Шурка-то спросила с подвохом, а шофер Шурку в первый раз видит, потому и не заметил припасенного камушка. С Шуркой надо много рядом ехать, чтобы маленько узнать ее.
— У картошки? — переспросил шофер задумчиво. — Нет… А когда разрежешь его пополам, то ягодки в таких… гнездышках! Пчелиные соты видели? Вот, наподобие.
— Ну, тень, выше города плетень, что-то твоя граната всему на свете уподобилась: и костянике, и апельсину с мандарином, и пчелиному улью. Брюхо не заболит?
— А по цвету — и рубину еще уподобился. Вы бывали в Москве?
— Я, товарищ командированный, кроме хлеба, никаких фруктов не ела и дальше этого поля нигде не бывала, но-о по-бы-ваю. Нале… Направо, направо! — вовремя подсказала Шурка еле заметный поворот в лес. — А ты коренной горожанин?
— Да как вам сказать? Родился и вырос в сельской местности, учился на металлурга, работаю шофером на фабрике. На трикотажной.
— У-у-у, какой ты трехэтажный. Тоже не у шубы рукав.
— Почему тоже?
— Мало вас таких мотыльков? Женатый?
— Не-ет, пока холостой.
— Сам-шестой, — срифмовала Шурка. — А я — восьмая. Грабли не забыл еще, как называются?
— Не забыл, — рассмеялся шофер: анекдот про грабли он тоже знал.
— Вот и айда на целину. Самое место твое. Инженер-шофер. Я замужняя да ребят кучу имею — и то подумываю туда. Вон он, мой верблюжоночек! — Шурка радостно махнула рукой.
Лес неожиданно кончился, будто подрезали его враз под комель, брызнуло в глаза желтизной поля, и комбайн, бурый такой же и длинношеий, издали походил на сытого, разомлевшего одногорбого верблюда. Видела их Шурка в детстве, казахи кочевали через хлебный Лежачий Камень.

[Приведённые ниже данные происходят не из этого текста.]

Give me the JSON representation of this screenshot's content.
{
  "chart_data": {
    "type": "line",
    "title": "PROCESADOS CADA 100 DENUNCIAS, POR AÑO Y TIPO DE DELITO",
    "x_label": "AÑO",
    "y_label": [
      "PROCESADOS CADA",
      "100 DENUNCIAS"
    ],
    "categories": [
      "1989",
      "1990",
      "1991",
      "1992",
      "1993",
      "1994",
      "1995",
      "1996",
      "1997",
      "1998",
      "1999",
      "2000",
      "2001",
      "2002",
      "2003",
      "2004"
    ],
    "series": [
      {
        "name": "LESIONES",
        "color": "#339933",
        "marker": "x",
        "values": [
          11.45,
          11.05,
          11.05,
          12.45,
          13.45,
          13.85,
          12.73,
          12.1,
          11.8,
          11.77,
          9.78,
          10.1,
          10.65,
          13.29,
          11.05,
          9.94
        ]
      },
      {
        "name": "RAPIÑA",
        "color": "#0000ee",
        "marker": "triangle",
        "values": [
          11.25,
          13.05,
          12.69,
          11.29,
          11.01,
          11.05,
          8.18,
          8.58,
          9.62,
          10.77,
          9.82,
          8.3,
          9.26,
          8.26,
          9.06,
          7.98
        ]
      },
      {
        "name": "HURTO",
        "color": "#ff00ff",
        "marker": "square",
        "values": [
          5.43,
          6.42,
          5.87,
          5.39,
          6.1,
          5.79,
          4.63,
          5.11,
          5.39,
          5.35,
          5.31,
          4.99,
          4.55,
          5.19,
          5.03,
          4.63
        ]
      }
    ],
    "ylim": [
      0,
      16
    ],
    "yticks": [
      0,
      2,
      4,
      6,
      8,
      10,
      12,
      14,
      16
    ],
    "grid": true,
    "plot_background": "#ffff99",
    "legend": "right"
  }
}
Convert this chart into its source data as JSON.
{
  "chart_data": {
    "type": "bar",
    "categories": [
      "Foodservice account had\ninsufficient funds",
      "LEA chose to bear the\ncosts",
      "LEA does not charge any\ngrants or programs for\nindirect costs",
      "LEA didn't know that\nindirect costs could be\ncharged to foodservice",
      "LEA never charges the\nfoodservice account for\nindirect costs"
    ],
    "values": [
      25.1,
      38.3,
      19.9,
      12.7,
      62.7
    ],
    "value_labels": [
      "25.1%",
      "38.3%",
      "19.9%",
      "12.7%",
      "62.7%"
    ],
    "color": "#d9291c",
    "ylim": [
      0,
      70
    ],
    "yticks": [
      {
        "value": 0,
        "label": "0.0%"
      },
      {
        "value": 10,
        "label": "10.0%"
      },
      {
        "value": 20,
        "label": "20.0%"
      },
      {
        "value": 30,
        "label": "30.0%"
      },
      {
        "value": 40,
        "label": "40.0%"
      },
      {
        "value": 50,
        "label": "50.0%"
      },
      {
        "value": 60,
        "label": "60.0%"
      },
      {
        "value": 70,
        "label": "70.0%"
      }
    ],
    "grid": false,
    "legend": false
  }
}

Шурка на ходу выпорхнула из кабины, вбежала на мостик, запустила двигатель, подождала кузов, включила шнек, устройство и принцип работы которого хорошенько поняла она только теперь. И все детали шнека не переиначивала Шурка теперь в детали мясорубки, а называла их технически грамотно, с уважением. Кроме рукава на конце кожуха. Рукав она звала намордником.
— Эй! Мичуринец! А ты столько золота видел? Смотри! — И показала на струю пшеницы.
Машины в Лежачий Камень присылались каждую уборочную и сколько бы ни запросил Наум, потому как пшеница здесь испокон веку рождалась отменная ото всех, инстанции о том знали отлично и к заявкам Широкоступова относились серьезно: с хлебом не шутят. Но то ли раньше Александра Тимофеевна не имела касательства ни к своим, колхозным, машинам, ни к присланным, то ли не было среди шоферов таких слизких, как этот Сережа. Не было, значит. Один выискался, и тот ее. Вот уж воистину: бойкий — наскачет, смиренного — бог нанесет.